The intranasal drug route is more than just an administration route. There are unique benefits for IN delivery. The anatomy of the nasal mucosa allows for rapid drug absorption, and its location allows drugs to be delivered directly into the bloodstream and bypass the blood-brain barrier, all without the need for establishing IV access. Bypassing the blood-brain barrier allows many drugs to more rapidly benefit the patient by speeding their action on the central nervous system. This is particularly beneficial when administering benzodiazepines for patients experiencing seizures.
Another benefit of the route is its safety. No needles are needed, such as with IV, subcutaneous and intramuscular drug delivery. The absence of needles increases provider safety, particularly when the need arises to administer drugs to combative or seizing patients. Eliminating needles decreases the chances of accidental needlesticks both on scene and while managing patients during transport.
The disadvantage to intranasal drug delivery is that a limited number of drugs can be delivered to the nasal mucosa. Not every drug used by prehospital providers can be atomized for absorption and provide the same intended effects. Additionally, patients with diseased or unhealthy nasal mucosa, such as from long-term drug abuse or cancer, will likely have impaired drug absorption, as their turbinates can be destroyed or damaged from disease processes. Foreign debris, such as blood and other fluids in the nasal cavity, can also impair drug absorption.
Intranasal drug administration has a variety of beneficial prehospital indications, including pain management, seizure control, narcotic drug reversal and hypoglycemia management.
A great deal of research has demonstrated that pain control can be obtained through intranasal drug administration in a safe and effective manner with few side-effects.2 There are a variety of different pain medication choices, including opiates and nonsteroidal antiinflammatory drugs that provide analgesia and can be administered intranasally.

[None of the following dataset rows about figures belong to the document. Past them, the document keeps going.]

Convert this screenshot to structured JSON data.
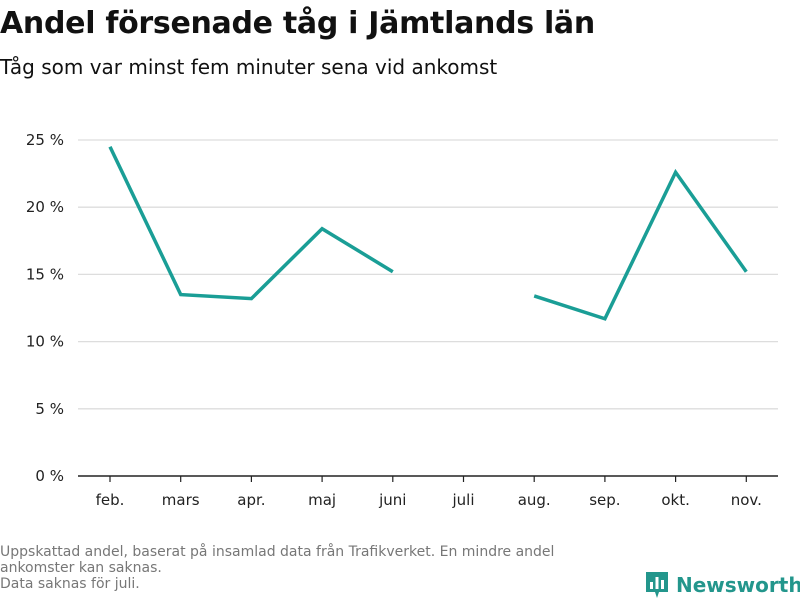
{
  "title": "Andel försenade tåg i Jämtlands län",
  "subtitle": "Tåg som var minst fem minuter sena vid ankomst",
  "footnote": {
    "line1": "Uppskattad andel, baserat på insamlad data från Trafikverket. En mindre andel",
    "line2": "ankomster kan saknas.",
    "line3": "Data saknas för juli."
  },
  "brand": {
    "name": "Newsworthy",
    "icon": "bar-chart-logo-icon",
    "color": "#23968c"
  },
  "colors": {
    "line": "#1a9e96",
    "grid": "#dddddd",
    "axis": "#222222"
  },
  "chart_data": {
    "type": "line",
    "categories": [
      "feb.",
      "mars",
      "apr.",
      "maj",
      "juni",
      "juli",
      "aug.",
      "sep.",
      "okt.",
      "nov."
    ],
    "values": [
      24.5,
      13.5,
      13.2,
      18.4,
      15.2,
      null,
      13.4,
      11.7,
      22.6,
      15.2
    ],
    "yticks": [
      0,
      5,
      10,
      15,
      20,
      25
    ],
    "yticklabels": [
      "0 %",
      "5 %",
      "10 %",
      "15 %",
      "20 %",
      "25 %"
    ],
    "ylim": [
      0,
      25
    ],
    "grid": true,
    "xlabel": "",
    "ylabel": ""
  }
}
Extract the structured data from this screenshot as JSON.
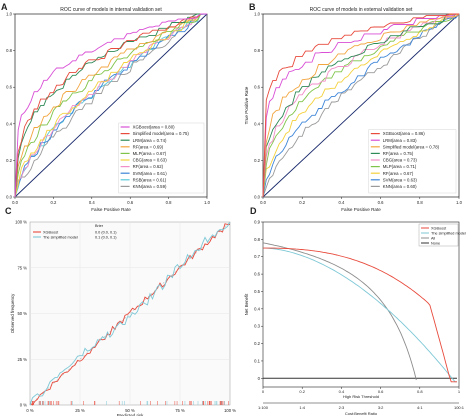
{
  "panel_letters": [
    "A",
    "B",
    "C",
    "D"
  ],
  "chart_data": [
    {
      "panel": "A",
      "type": "line",
      "title": "ROC curve of models in internal validation set",
      "xlabel": "False Positive Rate",
      "ylabel": "True Positive Rate",
      "xlim": [
        0,
        1
      ],
      "ylim": [
        0,
        1
      ],
      "xticks": [
        "0.0",
        "0.2",
        "0.4",
        "0.6",
        "0.8",
        "1.0"
      ],
      "yticks": [
        "0.0",
        "0.2",
        "0.4",
        "0.6",
        "0.8",
        "1.0"
      ],
      "legend_position": "lower-right",
      "reference_line": [
        [
          0,
          0
        ],
        [
          1,
          1
        ]
      ],
      "series": [
        {
          "name": "XGBoost(area = 0.80)",
          "color": "#d94fd6",
          "auc": 0.8
        },
        {
          "name": "Simplified model(area = 0.75)",
          "color": "#e84a3c",
          "auc": 0.75
        },
        {
          "name": "LRM(area = 0.74)",
          "color": "#2e8a57",
          "auc": 0.74
        },
        {
          "name": "RF(area = 0.69)",
          "color": "#f2a640",
          "auc": 0.69
        },
        {
          "name": "MLP(area = 0.67)",
          "color": "#7fc44a",
          "auc": 0.67
        },
        {
          "name": "CBG(area = 0.63)",
          "color": "#f4d13c",
          "auc": 0.63
        },
        {
          "name": "RF(area = 0.62)",
          "color": "#f28ec8",
          "auc": 0.62
        },
        {
          "name": "SVM(area = 0.61)",
          "color": "#3f86d8",
          "auc": 0.61
        },
        {
          "name": "RSB(area = 0.61)",
          "color": "#5bc9d9",
          "auc": 0.61
        },
        {
          "name": "KNN(area = 0.59)",
          "color": "#9a9a9a",
          "auc": 0.59
        }
      ]
    },
    {
      "panel": "B",
      "type": "line",
      "title": "ROC curve of models in external validation set",
      "xlabel": "False Positive Rate",
      "ylabel": "True Positive Rate",
      "xlim": [
        0,
        1
      ],
      "ylim": [
        0,
        1
      ],
      "xticks": [
        "0.0",
        "0.2",
        "0.4",
        "0.6",
        "0.8",
        "1.0"
      ],
      "yticks": [
        "0.0",
        "0.2",
        "0.4",
        "0.6",
        "0.8",
        "1.0"
      ],
      "legend_position": "lower-right",
      "reference_line": [
        [
          0,
          0
        ],
        [
          1,
          1
        ]
      ],
      "series": [
        {
          "name": "XGBoost(area = 0.86)",
          "color": "#e84a3c",
          "auc": 0.86
        },
        {
          "name": "LRM(area = 0.83)",
          "color": "#d94fd6",
          "auc": 0.83
        },
        {
          "name": "Simplified model(area = 0.78)",
          "color": "#f2a640",
          "auc": 0.78
        },
        {
          "name": "RF(area = 0.75)",
          "color": "#2e8a57",
          "auc": 0.75
        },
        {
          "name": "CBG(area = 0.73)",
          "color": "#f28ec8",
          "auc": 0.73
        },
        {
          "name": "MLP(area = 0.71)",
          "color": "#7fc44a",
          "auc": 0.71
        },
        {
          "name": "RF(area = 0.67)",
          "color": "#f4d13c",
          "auc": 0.67
        },
        {
          "name": "SVM(area = 0.63)",
          "color": "#3f86d8",
          "auc": 0.63
        },
        {
          "name": "KNN(area = 0.60)",
          "color": "#9a9a9a",
          "auc": 0.6
        }
      ]
    },
    {
      "panel": "C",
      "type": "line",
      "title": "",
      "xlabel": "Predicted risk",
      "ylabel": "Observed frequency",
      "xlim": [
        0,
        1
      ],
      "ylim": [
        0,
        1
      ],
      "xticks": [
        "0 %",
        "25 %",
        "50 %",
        "75 %",
        "100 %"
      ],
      "yticks": [
        "0 %",
        "25 %",
        "50 %",
        "75 %",
        "100 %"
      ],
      "legend_position": "top-left",
      "series": [
        {
          "name": "XGBoost",
          "color": "#e84a3c",
          "brier": "0.0 (0.0, 0.1)"
        },
        {
          "name": "The simplified model",
          "color": "#7ec8d6",
          "brier": "0.1 (0.0, 0.1)"
        }
      ],
      "legend_stat_header": "Brier",
      "legend_stats": [
        "0.0 (0.0, 0.1)",
        "0.1 (0.0, 0.1)"
      ]
    },
    {
      "panel": "D",
      "type": "line",
      "title": "",
      "xlabel": "High Risk Threshold",
      "ylabel": "Net Benefit",
      "secondary_xlabel": "Cost:Benefit Ratio",
      "xlim": [
        0,
        1
      ],
      "ylim": [
        -0.05,
        0.9
      ],
      "xticks": [
        "0",
        "0.2",
        "0.4",
        "0.6",
        "0.8",
        "1"
      ],
      "yticks": [
        "0",
        "0.1",
        "0.2",
        "0.3",
        "0.4",
        "0.5",
        "0.6",
        "0.7",
        "0.8",
        "0.9"
      ],
      "secondary_xticks": [
        "1:100",
        "1:4",
        "2:3",
        "3:2",
        "4:1",
        "100:1"
      ],
      "legend_position": "top-right",
      "prevalence": 0.78,
      "series": [
        {
          "name": "XGBoost",
          "color": "#e84a3c"
        },
        {
          "name": "The simplified model",
          "color": "#7ec8d6"
        },
        {
          "name": "All",
          "color": "#8c8c8c"
        },
        {
          "name": "None",
          "color": "#333333"
        }
      ]
    }
  ]
}
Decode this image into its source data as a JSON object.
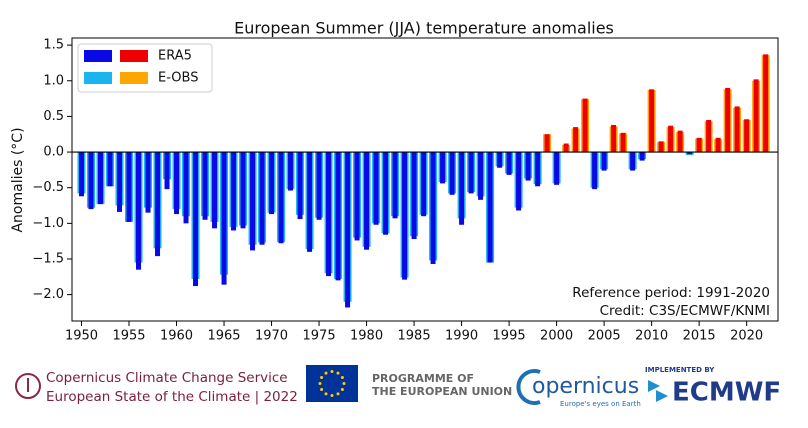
{
  "chart_data": {
    "type": "bar",
    "title": "European Summer (JJA) temperature anomalies",
    "y_label": "Anomalies (°C)",
    "x": [
      1950,
      1951,
      1952,
      1953,
      1954,
      1955,
      1956,
      1957,
      1958,
      1959,
      1960,
      1961,
      1962,
      1963,
      1964,
      1965,
      1966,
      1967,
      1968,
      1969,
      1970,
      1971,
      1972,
      1973,
      1974,
      1975,
      1976,
      1977,
      1978,
      1979,
      1980,
      1981,
      1982,
      1983,
      1984,
      1985,
      1986,
      1987,
      1988,
      1989,
      1990,
      1991,
      1992,
      1993,
      1994,
      1995,
      1996,
      1997,
      1998,
      1999,
      2000,
      2001,
      2002,
      2003,
      2004,
      2005,
      2006,
      2007,
      2008,
      2009,
      2010,
      2011,
      2012,
      2013,
      2014,
      2015,
      2016,
      2017,
      2018,
      2019,
      2020,
      2021,
      2022
    ],
    "series": [
      {
        "name": "E-OBS",
        "colors": [
          "#1ab4ee",
          "#ffa500"
        ],
        "values": [
          -0.58,
          -0.78,
          -0.73,
          -0.48,
          -0.75,
          -0.98,
          -1.55,
          -0.78,
          -1.35,
          -0.38,
          -0.8,
          -0.9,
          -1.78,
          -0.9,
          -0.98,
          -1.72,
          -1.05,
          -1.03,
          -1.3,
          -1.27,
          -0.85,
          -1.26,
          -0.52,
          -0.88,
          -1.36,
          -0.92,
          -1.7,
          -1.78,
          -2.1,
          -1.2,
          -1.33,
          -1.0,
          -1.14,
          -0.9,
          -1.76,
          -1.18,
          -0.88,
          -1.52,
          -0.42,
          -0.58,
          -0.93,
          -0.56,
          -0.62,
          -1.55,
          -0.2,
          -0.3,
          -0.78,
          -0.37,
          -0.45,
          0.25,
          -0.44,
          0.1,
          0.33,
          0.74,
          -0.5,
          -0.24,
          0.36,
          0.26,
          -0.24,
          -0.1,
          0.87,
          0.14,
          0.35,
          0.28,
          -0.04,
          0.19,
          0.43,
          0.18,
          0.88,
          0.62,
          0.45,
          1.0,
          1.36
        ]
      },
      {
        "name": "ERA5",
        "colors": [
          "#0a0ae6",
          "#ee0000"
        ],
        "values": [
          -0.62,
          -0.8,
          -0.73,
          -0.48,
          -0.84,
          -0.98,
          -1.65,
          -0.85,
          -1.46,
          -0.52,
          -0.87,
          -1.0,
          -1.88,
          -0.95,
          -1.07,
          -1.86,
          -1.1,
          -1.07,
          -1.38,
          -1.3,
          -0.87,
          -1.28,
          -0.54,
          -0.94,
          -1.4,
          -0.95,
          -1.74,
          -1.8,
          -2.18,
          -1.24,
          -1.37,
          -1.02,
          -1.16,
          -0.93,
          -1.79,
          -1.22,
          -0.9,
          -1.57,
          -0.44,
          -0.6,
          -1.02,
          -0.58,
          -0.67,
          -1.55,
          -0.22,
          -0.32,
          -0.82,
          -0.4,
          -0.48,
          0.25,
          -0.46,
          0.12,
          0.35,
          0.75,
          -0.52,
          -0.26,
          0.38,
          0.27,
          -0.26,
          -0.12,
          0.88,
          0.15,
          0.37,
          0.3,
          -0.03,
          0.2,
          0.45,
          0.2,
          0.9,
          0.64,
          0.46,
          1.02,
          1.37
        ]
      }
    ],
    "xlim": [
      1949,
      2023.3
    ],
    "xticks": [
      1950,
      1955,
      1960,
      1965,
      1970,
      1975,
      1980,
      1985,
      1990,
      1995,
      2000,
      2005,
      2010,
      2015,
      2020
    ],
    "ylim": [
      -2.37,
      1.6
    ],
    "yticks": [
      {
        "value": -2,
        "label": "−2.0"
      },
      {
        "value": -1.5,
        "label": "−1.5"
      },
      {
        "value": -1,
        "label": "−1.0"
      },
      {
        "value": -0.5,
        "label": "−0.5"
      },
      {
        "value": 0,
        "label": "0.0"
      },
      0.5,
      {
        "value": 1,
        "label": "1.0"
      },
      1.5
    ],
    "legend": "upper left",
    "annotations": [
      "Reference period: 1991-2020",
      "Credit: C3S/ECMWF/KNMI"
    ]
  },
  "footer": {
    "c3s_line1": "Copernicus Climate Change Service",
    "c3s_line2": "European State of the Climate | 2022",
    "eu_line1": "PROGRAMME OF",
    "eu_line2": "THE EUROPEAN UNION",
    "copernicus": "opernicus",
    "copernicus_tagline": "Europe's eyes on Earth",
    "ecmwf_top": "IMPLEMENTED BY",
    "ecmwf": "ECMWF"
  }
}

One of the most serious concerns with opiate drug administration is the potential for significant respiratory depression leading to hypoxia. However, the slower absorption of IN drugs, compared to IV administration, is enough of a delay that the risk of respiratory depression decreases significantly. When a drug is administered at the recommended intranasal dose, which is 1.5–2 times the IV dose, respiratory depression does not occur.3,4 Additionally, despite the slower absorption rate, the time saved by eliminating the need for IV access actually allows for the patient to experience a drug’s effects faster.5
Recently, ketorolac (Toradol) was FDA-approved for intranasal administration. Ketorolac is a nonsteroidal antiinflammatory drug that is effective in managing short-term moderate and severe pain. When given via IV, it has near-immediate onset, with full effect reached in 20–45 minutes, and has a half-life of 6–8 hours. When administered intranasally, ketorolac has the same onset and half-life. In one study, ketorolac was found to reduce the need for opiate analgesia when 30 mg was administered intranasally.6 This represents great potential benefit for EMS providers. Since ketorolac does not have any of the side-effects opiate drugs have, including hypotension and potential respiratory depression, it may be a reasonable drug for basic and intermediate life support providers to administer intranasally. By decreasing the number of patients requiring opiates for analgesia, fewer patients require intravenous access for analgesia, and fewer needles means increased safety. Ketorolac also does not have the addictive property of opioids, which decreases the potential for provider theft and misuse.
Fentanyl is a synthetic opioid analgesic that has a shorter duration and half-life than morphine. It is associated with less cardiac instability than morphine, but otherwise functions similarly and has effects on the body nearly identical to morphine and is effective in treating moderate to severe pain. The typical IN dose for fentanyl is 2–4 micrograms per kilogram. Remember, intranasal doses are 1.5–2 times normal doses.